A relação Partido-Movimentos
Já se disse que o enfrentamento das polêmicas atuais sobre a questão é modo de desenvolver a teoria de partido. Esse desenvolvimento precisa ser permanente, na concepção e prática, porque é a própria realidade que está em permanente renovação. É a condição presente para enfrentar as pressões atuais sobre o papel dos partidos políticos, particularmente os de sentido classista e transformador. Isso invoca examinar as relações e conflitos sociais da atualidade, que dão ensejo a novos sujeitos e novos padrões de consciência e luta, e adequar o partido à singularidade do tempo, em funcionalidade com seu pensamento estratégico para o presente.
O mais saliente nesse debate tem sido a relação partido-movimentos. É o principal debate presente na esquerda, hoje. Numerosos pensadores inclinam-se, em variadas medidas, a novos sujeitos sociais e a novas apologias de espontaneísmo. No interior do Fórum Social Mundial se teoriza sobre o assunto, buscando dar corpo a uma estratégia de movimentismo. Alguns partidos comunistas inclinam-se mais ou menos decididamente nessa direção; outros perseveram nos fundamentos, resistindo sobre o caráter do Partido Comunista e suas características fundamentais, mas sob a pressão de permanecerem entrincheirados face à realidade dos movimentos sociais. Outras experiências originais – mantida a saudável ortodoxia – vão sendo feitas por variadas forças comunistas que resistem e buscam retomar alternativas avançadas. Nos países socialistas a questão não se pôs fortemente ao nível de reflexão e elaboração.
No pensamento e prática de Lênin há uma relação dialética, e não de pura e simples oposição, entre movimento e partido, entre espontaneidade e consciência. Mas é clara a necessidade de um partido político, que realize a síntese e mediação entre os interesses em confronto e um projeto político de poder para uma nova sociedade. Nas palavras de Gramsci, retomando Lênin, um partido assim precisa realizar a unidade entre espontaneidade e direção consciente.
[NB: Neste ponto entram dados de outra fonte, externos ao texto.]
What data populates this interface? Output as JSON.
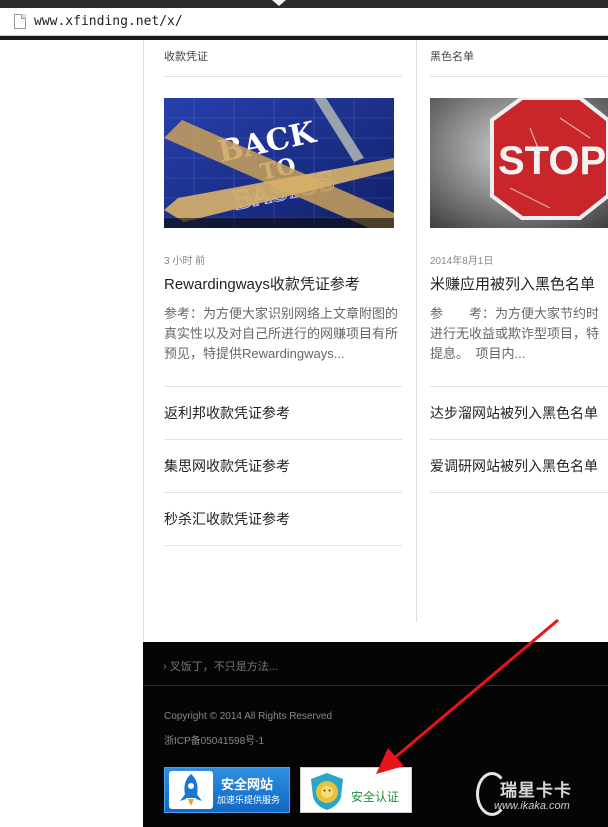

Há tons forçados no debate sobre a relação partido-movimentos, sobretudo “do lado de lá”, particularmente contra o que representa o partido comunista. Há exigência, “do lado de cá”, de um diálogo crítico, afirmando a prevalência da necessidade de uma consciência revolucionária e perspectiva programática transformadora, papel essencial dos partidos, mas penetrando com eles no real, relacionando-os com as formas de consciência espontânea e semi-espontânea que vão se repondo. O Partido não se contrapõe a movimentos (pelo contrário se alimenta deles); contrapõe-se, sim, a uma determinada estratégia política, a do movimentismo, em oposição e substituição ao papel dos partidos políticos dos trabalhadores.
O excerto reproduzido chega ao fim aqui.